In an effort to provide secured and reliable
computing environment to all the members of the DCC
Community, and based on the approval of H. E. The
Rector on the recommendations of the Computer
Utilization Committee, the DCC IT has developed an
enhanced password maintenance policy for both the
Internet and UNIX accounts. We kindly request all
our community to adherence to the following policy
statements:
- All users are advised to change their
passwords for both the Internet and UNIX
accounts once before May 15, 2001 for the first
time, and must change them every three months
thereafter. The Unix and NT systems will enforce
the users to change the password in the due
time. An earlier e-mail warning will be sent to
users to remind them about the due date for the
password change.
- The new password has to fit in the following
simple criteria:
- Password must have at least 8 characters
and the new password must be different from
your previous password
- Password must consist of at least 2
Non-Alphabetic characters [Non-Alphabetic
characters include: Numbers 0 to 9 and
special characters such as !@#$%^&*()_+]
Password Selection
Guidelines
The object when choosing a password is to make it as
difficult as possible for a hacker/cracker to make
educated guesses about what you've chosen. This
leaves hackers/crackers no alternative but a
brute-force search, trying every possible
combination of letters, numbers, and punctuation. A
search of this sort, even conducted on a machine
that could try one million passwords per second
(most machines can try less than one hundred per
second), would require, on the average, over one
hundred years to complete. The following guidelines
for a password selection may be useful (from APS
Online Journal password selection):
Some Do's
- Do use a password with mixed-case
alphabetic.
- Do use a password with non-alphabetic
characters, e.g., digits or punctuation.
- Do use a password that is easy to remember,
so you don't have to write it down.
- Do use a password that you can type quickly,
without having to look at the keyboard. This
makes it harder for someone to steal your
password by watching over your shoulder.
Some Dont's
- Don't use your login name (username) in any
form (as-is, reversed, cititalized, doubled,
etc.).
- Don't use your first or last name in any
form.
- Don't use your spouse or child's name.
- Don't use other information easily obtained
about you. This includes license plate numbers,
telephone numbers, social security numbers,
member society number, the brand of your
automobile, the name of the street you live on,
etc.
- Don't use a password of all digits, or all
the same letter. This significantly decreases
the search time for a hacker/cracker.
- Don't use a word contained in (English or
foreign language) dictionaries, spelling lists,
or other lists of words.
- Don't use a password shorter than six
characters.
Although this list may seem to restrict passwords
to an extreme, there are several methods for
choosing secure, easy-to-remember passwords that
obey the above guidelines. Some of these include the
following:
- Choose a line or two from a song or poem,
and use the first letter of each word. For
example, "Let me take you down, 'cause I'm going
to Strawberry Fields" becomes "LmtydcIgtSF". (Of
course, only the first eight characters count.)

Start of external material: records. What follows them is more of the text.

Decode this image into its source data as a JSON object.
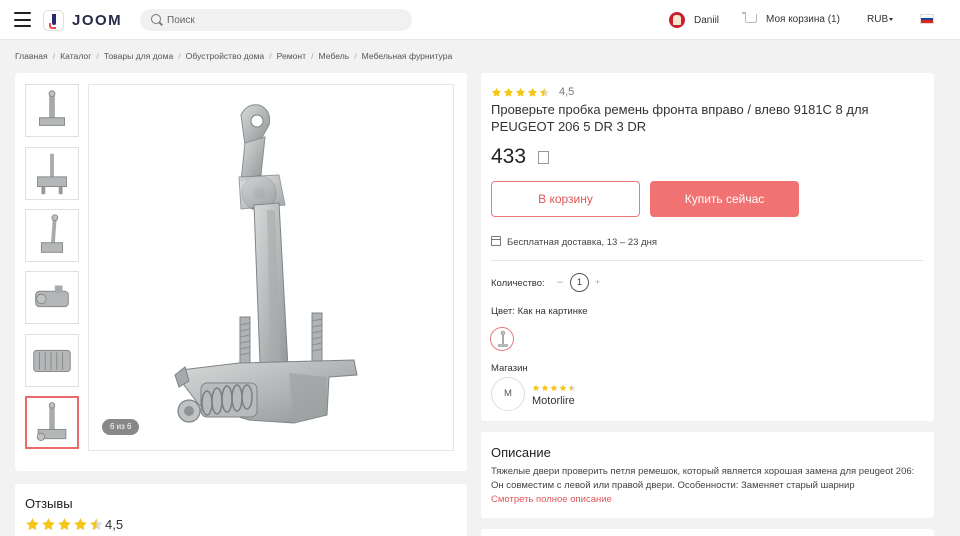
{
  "header": {
    "logo_text": "JOOM",
    "search_placeholder": "Поиск",
    "user_name": "Daniil",
    "cart_label": "Моя корзина (1)",
    "currency": "RUB",
    "flag_colors": [
      "#ffffff",
      "#1c3fa8",
      "#d52b1e"
    ]
  },
  "breadcrumb": [
    "Главная",
    "Каталог",
    "Товары для дома",
    "Обустройство дома",
    "Ремонт",
    "Мебель",
    "Мебельная фурнитура"
  ],
  "gallery": {
    "thumbnail_count": 6,
    "active_index": 6,
    "counter": "6 из 6"
  },
  "product": {
    "rating": "4,5",
    "rating_value": 4.5,
    "title": "Проверьте пробка ремень фронта вправо / влево 9181С 8 для PEUGEOT 206 5 DR 3 DR",
    "price": "433",
    "add_to_cart": "В корзину",
    "buy_now": "Купить сейчас",
    "delivery": "Бесплатная доставка, 13 – 23 дня",
    "quantity_label": "Количество:",
    "quantity_minus": "–",
    "quantity_value": "1",
    "quantity_plus": "+",
    "color_label": "Цвет:",
    "color_value": "Как на картинке",
    "store_heading": "Магазин",
    "store_initial": "M",
    "store_name": "Motorlire",
    "store_rating_value": 4.5
  },
  "description": {
    "heading": "Описание",
    "text": "Тяжелые двери проверить петля ремешок, который является хорошая замена для peugeot 206: Он совместим с левой или правой двери.  Особенности: Заменяет старый шарнир",
    "link": "Смотреть полное описание"
  },
  "reviews": {
    "heading": "Отзывы",
    "rating": "4,5",
    "rating_value": 4.5
  },
  "colors": {
    "accent": "#f07272",
    "accent_text": "#e0575a",
    "star": "#f5c518"
  }
}
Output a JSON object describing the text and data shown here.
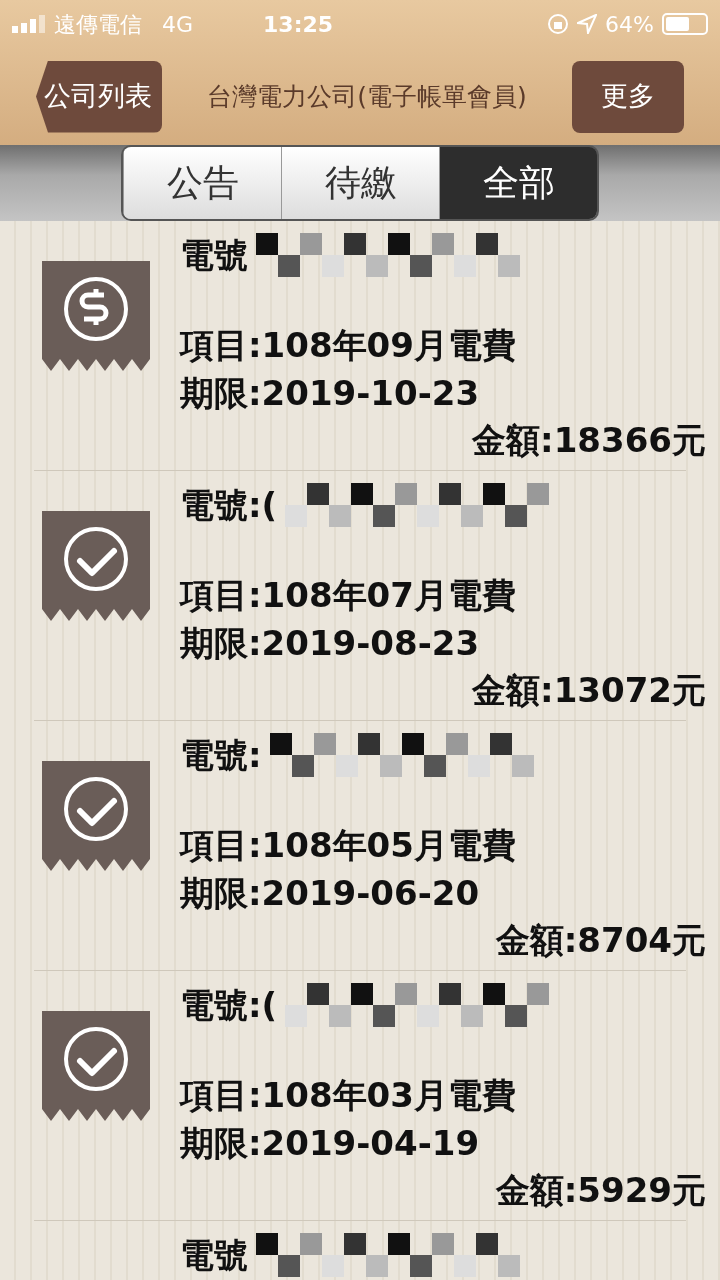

- Alternate between one consonant and one or
two vowels, up to eight characters. This
provides nonsense words that usually make
excellent passwords. Examples include "bababuoy,"
"seeplip," and so on.
- Choose two short words and concatenate them
together with a punctuation entity between them.
For example: "cat;snow," "trip+car," "pill?dog."
The importance of obeying these password
selection guidelines cannot be over emphasized. The
infamous "Internet Worm," as part of its strategy
for breaking into new machines, attempted to crack
user passwords. First, the "Worm" tried simple
choices such as the login name, user's first and
last names, and so on. Next, the "Worm" tried each
word present in an internal dictionary of 432 words
(presumably the "Worm's" creator considered these
words to be "good" words to try). If all else
failed, the "Worm" tried going through the host
system dictionary, /usr/dict/words, trying each
word. The password selection guidelines above
successfully guard against all three of these
strategies, according to popular security handbooks.